I used to respond with mixed emotions to this verse.  On one hand, it sparked a hope within that my Father saw and knew my heart and would answer those secret longings which I had been carrying around, even from childhood.  On the other hand, I hesitated, wondering whether my aspirations were just my own or from Him.  How could I know?  And so, over the years, I laid down a lot of "my desires", not wanting to walk in selfish disobedience.

Two years ago, the Spirit began to stir me up in this area, actually rebuking me for laying down pieces of the vision God had intended for my life.  Again, I was torn.  How could I know what He had placed in my heart and what was of my own making?

I believe that even at our conception the Father put unique tendencies and longings and dreams in each of us.  Some of these original desires survive even when we rebel, and direct to a degree what we do and who we become.  Our own selfish ambitions emerge more and more as we long after the things of this world, however, and the waters get pretty muddy.  When we turn our heart back toward God and realize that our own desires distracted us from His thoughts and plans for us, questions can still linger.

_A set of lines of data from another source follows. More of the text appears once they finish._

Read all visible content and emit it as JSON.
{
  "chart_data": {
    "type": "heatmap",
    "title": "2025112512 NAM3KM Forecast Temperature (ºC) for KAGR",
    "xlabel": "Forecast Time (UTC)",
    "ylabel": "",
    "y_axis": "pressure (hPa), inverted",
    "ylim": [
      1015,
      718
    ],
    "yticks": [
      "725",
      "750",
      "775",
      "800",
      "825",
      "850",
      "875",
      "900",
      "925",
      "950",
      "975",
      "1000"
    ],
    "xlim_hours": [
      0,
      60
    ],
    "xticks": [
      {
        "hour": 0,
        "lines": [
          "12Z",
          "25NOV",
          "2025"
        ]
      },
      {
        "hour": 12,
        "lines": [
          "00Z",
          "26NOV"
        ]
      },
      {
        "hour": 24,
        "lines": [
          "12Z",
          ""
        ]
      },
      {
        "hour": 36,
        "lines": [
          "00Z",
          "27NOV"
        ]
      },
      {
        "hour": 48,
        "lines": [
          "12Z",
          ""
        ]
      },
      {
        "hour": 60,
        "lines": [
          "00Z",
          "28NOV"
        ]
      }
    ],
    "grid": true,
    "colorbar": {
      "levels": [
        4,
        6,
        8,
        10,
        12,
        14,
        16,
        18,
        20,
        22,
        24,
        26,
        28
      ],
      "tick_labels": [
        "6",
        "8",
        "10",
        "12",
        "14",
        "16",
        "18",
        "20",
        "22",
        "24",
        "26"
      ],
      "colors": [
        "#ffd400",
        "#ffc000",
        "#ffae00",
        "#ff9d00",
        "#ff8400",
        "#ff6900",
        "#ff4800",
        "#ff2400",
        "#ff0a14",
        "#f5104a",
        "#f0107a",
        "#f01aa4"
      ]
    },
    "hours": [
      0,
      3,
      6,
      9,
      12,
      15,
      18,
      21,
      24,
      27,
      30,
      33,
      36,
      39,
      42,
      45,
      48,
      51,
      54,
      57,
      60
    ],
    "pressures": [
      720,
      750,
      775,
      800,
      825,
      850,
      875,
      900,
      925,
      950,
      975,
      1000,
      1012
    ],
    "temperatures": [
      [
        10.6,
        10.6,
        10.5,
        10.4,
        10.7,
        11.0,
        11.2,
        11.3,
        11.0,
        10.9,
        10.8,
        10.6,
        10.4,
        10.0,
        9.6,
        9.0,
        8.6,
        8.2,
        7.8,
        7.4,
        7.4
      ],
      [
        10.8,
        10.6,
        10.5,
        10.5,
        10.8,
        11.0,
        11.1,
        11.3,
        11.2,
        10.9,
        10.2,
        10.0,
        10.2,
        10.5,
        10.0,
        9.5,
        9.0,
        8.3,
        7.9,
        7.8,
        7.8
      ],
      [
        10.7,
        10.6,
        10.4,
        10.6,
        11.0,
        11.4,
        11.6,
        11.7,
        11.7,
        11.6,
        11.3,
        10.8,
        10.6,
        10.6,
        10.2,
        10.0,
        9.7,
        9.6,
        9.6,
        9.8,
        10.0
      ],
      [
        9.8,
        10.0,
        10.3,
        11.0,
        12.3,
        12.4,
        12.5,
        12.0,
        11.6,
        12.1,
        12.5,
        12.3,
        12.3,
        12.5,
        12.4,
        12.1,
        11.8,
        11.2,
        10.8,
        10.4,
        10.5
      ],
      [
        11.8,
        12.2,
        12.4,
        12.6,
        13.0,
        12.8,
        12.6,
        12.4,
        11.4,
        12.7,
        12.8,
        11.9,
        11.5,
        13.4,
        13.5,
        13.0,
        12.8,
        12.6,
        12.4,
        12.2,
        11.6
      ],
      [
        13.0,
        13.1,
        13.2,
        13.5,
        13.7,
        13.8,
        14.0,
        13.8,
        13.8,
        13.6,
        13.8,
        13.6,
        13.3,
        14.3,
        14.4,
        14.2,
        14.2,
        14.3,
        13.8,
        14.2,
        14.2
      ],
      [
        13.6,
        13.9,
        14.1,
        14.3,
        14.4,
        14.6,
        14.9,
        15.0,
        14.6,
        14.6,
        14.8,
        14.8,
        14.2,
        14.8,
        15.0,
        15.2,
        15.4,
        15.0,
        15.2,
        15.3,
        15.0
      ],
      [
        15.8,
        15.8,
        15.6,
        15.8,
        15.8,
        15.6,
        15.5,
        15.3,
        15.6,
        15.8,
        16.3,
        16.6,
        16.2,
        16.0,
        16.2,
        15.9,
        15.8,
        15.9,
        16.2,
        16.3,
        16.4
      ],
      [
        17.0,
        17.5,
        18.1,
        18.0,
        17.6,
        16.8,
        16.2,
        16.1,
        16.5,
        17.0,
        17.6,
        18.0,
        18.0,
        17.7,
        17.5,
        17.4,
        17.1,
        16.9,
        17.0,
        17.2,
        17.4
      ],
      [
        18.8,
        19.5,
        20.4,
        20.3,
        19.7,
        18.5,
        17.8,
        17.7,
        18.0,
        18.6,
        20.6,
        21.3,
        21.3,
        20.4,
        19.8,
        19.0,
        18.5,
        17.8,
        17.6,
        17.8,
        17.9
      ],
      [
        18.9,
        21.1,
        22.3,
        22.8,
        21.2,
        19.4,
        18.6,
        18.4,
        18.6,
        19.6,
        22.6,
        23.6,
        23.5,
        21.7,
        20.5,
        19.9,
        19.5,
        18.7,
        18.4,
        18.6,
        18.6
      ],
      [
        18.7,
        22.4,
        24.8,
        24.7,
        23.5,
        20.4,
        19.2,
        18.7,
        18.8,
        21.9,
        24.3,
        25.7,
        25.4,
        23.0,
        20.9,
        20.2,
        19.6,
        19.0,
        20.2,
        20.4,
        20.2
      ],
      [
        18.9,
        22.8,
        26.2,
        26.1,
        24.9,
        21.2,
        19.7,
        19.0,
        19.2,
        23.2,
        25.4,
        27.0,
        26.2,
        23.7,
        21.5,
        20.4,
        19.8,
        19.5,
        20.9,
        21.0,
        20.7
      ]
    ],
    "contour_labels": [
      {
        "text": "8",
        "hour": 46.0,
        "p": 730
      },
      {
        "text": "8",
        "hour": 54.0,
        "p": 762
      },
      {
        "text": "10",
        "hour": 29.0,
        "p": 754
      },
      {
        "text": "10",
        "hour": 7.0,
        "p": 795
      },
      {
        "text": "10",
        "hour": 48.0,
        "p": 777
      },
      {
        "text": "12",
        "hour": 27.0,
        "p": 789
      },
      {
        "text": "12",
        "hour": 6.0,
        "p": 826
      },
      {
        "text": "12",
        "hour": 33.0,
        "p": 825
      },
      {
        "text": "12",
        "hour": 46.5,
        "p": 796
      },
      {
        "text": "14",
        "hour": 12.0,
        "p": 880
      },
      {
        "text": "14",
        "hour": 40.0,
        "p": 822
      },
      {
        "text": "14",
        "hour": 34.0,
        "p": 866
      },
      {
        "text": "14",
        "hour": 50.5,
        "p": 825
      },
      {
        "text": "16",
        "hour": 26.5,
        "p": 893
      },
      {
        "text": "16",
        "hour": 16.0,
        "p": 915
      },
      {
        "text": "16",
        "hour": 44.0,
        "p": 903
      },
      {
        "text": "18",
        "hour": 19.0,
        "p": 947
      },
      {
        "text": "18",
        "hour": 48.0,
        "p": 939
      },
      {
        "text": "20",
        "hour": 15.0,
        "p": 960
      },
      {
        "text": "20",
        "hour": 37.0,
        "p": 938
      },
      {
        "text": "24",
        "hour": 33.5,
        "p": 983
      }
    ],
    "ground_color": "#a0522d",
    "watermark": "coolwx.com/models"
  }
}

So, how do I know if my desires line up with His?  I ask myself a few questions, believing that His Spirit will show me the truth:  Above all of my individual desires, what is my one desire?  Am I truly willing to do whatever He asks?  Have I laid what I am longing for at His feet but it still cries out from within me?  If my love and desire for Him rises up above all else, then I must step out in faith, believing that my longing is His.  I must lean on Him, confident that He is fully able to override my selfish desires with His own - trusting that "it is God Who is all the while effectually at work in (me) [energizing and creating in (me) the power and desire] both to will and to work for His good pleasure and satisfaction and delight."

Going back to Ps. 37:4, I want to look at the condition of "delight yourself also in the Lord."  There is much more to being delighted in God than just being happy with His blessings.  Anag, the Hebrew word used here and translated as delight, is a primary root meaning to be soft or pliable.  What an amazing picture this is.  It is what the Lord spoke of in Jeremiah 18:6b, "Behold, as the clay is in the potter's hand, so are you in My hand."  We were formed in our mother's womb before our birth, and when we turn our heart toward Him in a second birth, we are being formed again - shaped and molded into the image of Christ, the firstborn among many brethren.  As we yield, as we trust, as we rely on Him, we are being conformed even more intricately into His image in purpose, thought, and action. We received God-given desires at conception and are given more each day as we lay our lives down before Him.

I want to encourage you - don't quickly lay aside the thing which you desire, the dream that has been hibernating within you.  It may be the doorway which He has chosen to pour out His glory through you.